So we’ve seen that there are as many squares as there are positive integers, and as many rational numbers as there are positive integers. That’s because infinity is infinity, right? All infinite sets are infinite and therefore equal in size?
The answer, it turns out, is no. Georg Cantor, in fact, provided a simple and elegant proof that there are more real numbers even just between 0 and 1 (not counting 1) than there are integers, which is to say that there’s no one-to-one mapping of real numbers and integers, though there is of rational numbers and integers.
Here’s the proof. Let’s assume that there is such a mapping, so that, for instance,
1 maps to 0.62584146011243…
2 maps to 0.43256984161433…
3 maps to 0.46543618463411…
4 maps to 0.68905671314112…
5 maps to 0.23348521001518…
…
Then let’s construct a number based on the digits along the diagonal, with its first digit after the decimal point being 1 more than the first digit of the first number, the second digit being 1 more than the second digit of the second number, and so on (those are the underlined digits); but if some digit in the original mapping is an 8 or 9, we change it to a 0 instead of adding 1. The diagonal number for the mapping above, for instance, is 0.63508…, and the constructed number is 0.74610….
This constructed number is not within the mapping; it can’t correspond to any integer n, because the nth digit of the constructed number is guaranteed to differ from the nth digit of the nth number in the mapping.

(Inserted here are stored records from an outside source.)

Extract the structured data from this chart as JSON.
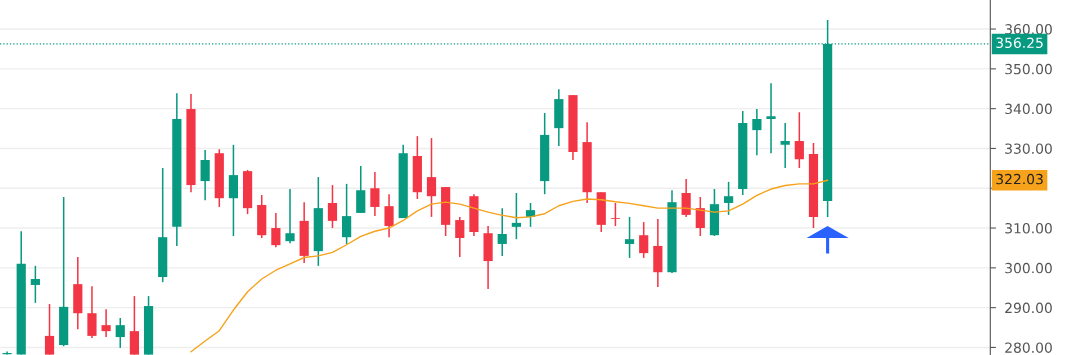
{
  "chart_data": {
    "type": "candlestick",
    "categories": [
      null,
      null,
      null,
      null,
      null,
      null,
      null,
      null,
      null,
      null,
      null,
      null,
      null,
      null,
      null,
      null,
      null,
      null,
      null,
      null,
      null,
      null,
      null,
      null,
      null,
      null,
      null,
      null,
      null,
      null,
      null,
      null,
      null,
      null,
      null,
      null,
      null,
      null,
      null,
      null,
      null,
      null,
      null,
      null,
      null,
      null,
      null,
      null,
      null,
      null,
      null,
      null,
      null,
      null,
      null,
      null,
      null,
      null,
      null
    ],
    "ohlc": [
      [
        278.3,
        279.0,
        278.2,
        278.6
      ],
      [
        278.2,
        309.2,
        278.2,
        301.0
      ],
      [
        295.7,
        300.5,
        291.2,
        297.2
      ],
      [
        282.9,
        290.9,
        278.2,
        278.2
      ],
      [
        280.6,
        317.8,
        280.3,
        290.2
      ],
      [
        295.9,
        302.7,
        284.6,
        288.6
      ],
      [
        288.6,
        295.4,
        282.4,
        282.9
      ],
      [
        285.6,
        289.6,
        282.6,
        284.1
      ],
      [
        282.6,
        287.4,
        279.9,
        285.6
      ],
      [
        284.1,
        292.9,
        278.2,
        278.2
      ],
      [
        278.2,
        292.9,
        278.2,
        290.4
      ],
      [
        297.7,
        325.1,
        296.4,
        307.7
      ],
      [
        310.3,
        343.9,
        305.5,
        337.4
      ],
      [
        339.9,
        343.7,
        319.0,
        320.8
      ],
      [
        321.8,
        329.6,
        317.0,
        327.1
      ],
      [
        328.8,
        329.8,
        315.3,
        317.5
      ],
      [
        317.5,
        330.9,
        308.0,
        323.3
      ],
      [
        324.3,
        324.6,
        313.5,
        315.0
      ],
      [
        315.8,
        318.3,
        307.5,
        308.2
      ],
      [
        310.0,
        313.8,
        305.2,
        305.7
      ],
      [
        306.7,
        319.8,
        306.2,
        308.7
      ],
      [
        311.8,
        316.5,
        301.2,
        303.0
      ],
      [
        304.2,
        322.8,
        300.5,
        315.0
      ],
      [
        316.3,
        320.8,
        310.0,
        311.8
      ],
      [
        307.7,
        321.1,
        306.0,
        313.0
      ],
      [
        313.8,
        325.6,
        313.8,
        319.5
      ],
      [
        320.0,
        324.1,
        313.0,
        315.3
      ],
      [
        315.5,
        318.5,
        307.7,
        310.5
      ],
      [
        312.5,
        330.9,
        312.5,
        328.8
      ],
      [
        328.1,
        333.1,
        317.3,
        319.0
      ],
      [
        322.8,
        332.6,
        312.8,
        318.0
      ],
      [
        320.3,
        320.3,
        308.0,
        310.8
      ],
      [
        312.0,
        312.8,
        302.7,
        307.5
      ],
      [
        318.0,
        318.5,
        308.0,
        309.0
      ],
      [
        308.7,
        310.5,
        294.7,
        301.7
      ],
      [
        306.0,
        315.0,
        303.0,
        308.5
      ],
      [
        310.3,
        318.8,
        307.2,
        311.3
      ],
      [
        312.8,
        316.3,
        310.3,
        314.5
      ],
      [
        321.8,
        338.9,
        318.5,
        333.4
      ],
      [
        335.1,
        344.9,
        330.6,
        342.4
      ],
      [
        343.4,
        343.4,
        327.1,
        329.1
      ],
      [
        331.6,
        336.6,
        316.3,
        319.0
      ],
      [
        319.0,
        319.0,
        309.0,
        310.8
      ],
      [
        312.5,
        316.3,
        310.5,
        312.3
      ],
      [
        306.0,
        312.8,
        302.5,
        307.2
      ],
      [
        308.2,
        311.5,
        302.5,
        303.7
      ],
      [
        305.5,
        312.3,
        295.2,
        298.9
      ],
      [
        298.9,
        319.5,
        298.7,
        316.5
      ],
      [
        318.8,
        322.3,
        312.8,
        313.3
      ],
      [
        315.0,
        317.8,
        308.0,
        310.0
      ],
      [
        308.2,
        319.8,
        308.0,
        316.0
      ],
      [
        316.3,
        321.6,
        313.3,
        318.0
      ],
      [
        319.8,
        339.4,
        318.3,
        336.4
      ],
      [
        334.6,
        339.9,
        328.3,
        337.4
      ],
      [
        337.4,
        346.4,
        328.8,
        338.1
      ],
      [
        330.9,
        336.4,
        325.1,
        331.9
      ],
      [
        331.9,
        339.1,
        325.1,
        327.3
      ],
      [
        328.6,
        331.4,
        310.0,
        312.8
      ],
      [
        316.8,
        362.3,
        312.8,
        356.25
      ]
    ],
    "colors": [
      "#089981",
      "#089981",
      "#089981",
      "#f23645",
      "#089981",
      "#f23645",
      "#f23645",
      "#f23645",
      "#089981",
      "#f23645",
      "#089981",
      "#089981",
      "#089981",
      "#f23645",
      "#089981",
      "#f23645",
      "#089981",
      "#f23645",
      "#f23645",
      "#f23645",
      "#089981",
      "#f23645",
      "#089981",
      "#f23645",
      "#089981",
      "#089981",
      "#f23645",
      "#f23645",
      "#089981",
      "#f23645",
      "#f23645",
      "#f23645",
      "#f23645",
      "#f23645",
      "#f23645",
      "#089981",
      "#089981",
      "#089981",
      "#089981",
      "#089981",
      "#f23645",
      "#f23645",
      "#f23645",
      "#f23645",
      "#089981",
      "#f23645",
      "#f23645",
      "#089981",
      "#f23645",
      "#f23645",
      "#089981",
      "#089981",
      "#089981",
      "#089981",
      "#089981",
      "#089981",
      "#f23645",
      "#f23645",
      "#089981"
    ],
    "series": [
      {
        "type": "line",
        "color": "#f7a21b",
        "values": [
          null,
          null,
          null,
          null,
          null,
          null,
          null,
          null,
          null,
          null,
          null,
          null,
          null,
          278.9,
          281.6,
          284.2,
          289.4,
          294.0,
          297.2,
          299.4,
          301.0,
          302.6,
          303.0,
          303.9,
          305.8,
          307.9,
          309.2,
          310.0,
          311.9,
          314.3,
          316.0,
          316.5,
          316.0,
          315.0,
          314.0,
          313.2,
          312.6,
          312.8,
          313.6,
          315.6,
          316.7,
          317.3,
          317.1,
          316.6,
          316.2,
          315.6,
          315.0,
          315.0,
          315.0,
          314.5,
          314.0,
          314.3,
          316.0,
          318.2,
          319.8,
          320.7,
          321.1,
          321.1,
          322.0
        ]
      }
    ],
    "ylim": [
      278.1,
      367.3
    ],
    "yticks": [
      {
        "value": 280,
        "label": "280.00"
      },
      {
        "value": 290,
        "label": "290.00"
      },
      {
        "value": 300,
        "label": "300.00"
      },
      {
        "value": 310,
        "label": "310.00"
      },
      {
        "value": 320,
        "label": null
      },
      {
        "value": 330,
        "label": "330.00"
      },
      {
        "value": 340,
        "label": "340.00"
      },
      {
        "value": 350,
        "label": "350.00"
      },
      {
        "value": 360,
        "label": "360.00"
      }
    ],
    "ref_lines": [
      {
        "axis": "y",
        "value": 356.25,
        "label": "356.25",
        "color": "#089981",
        "line_style": "dotted"
      }
    ],
    "annotations": [
      "322.03"
    ],
    "grid": "y",
    "tick_labels": "y"
  }
}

What’s more, this is true of any mapping you can come up with. No matter how you try to map the real numbers between 0 and 1 to the positive integers, there will always be a real number between 0 and 1 that one can construct using Cantor’s algorithm that will be guaranteed to be outside the mapping. Therefore, no such mapping can exist: It’s not possible to map the real numbers between 0 and 1 to the positive integers. Cool, no? All infinite numbers are infinite, but some are more infinite than others.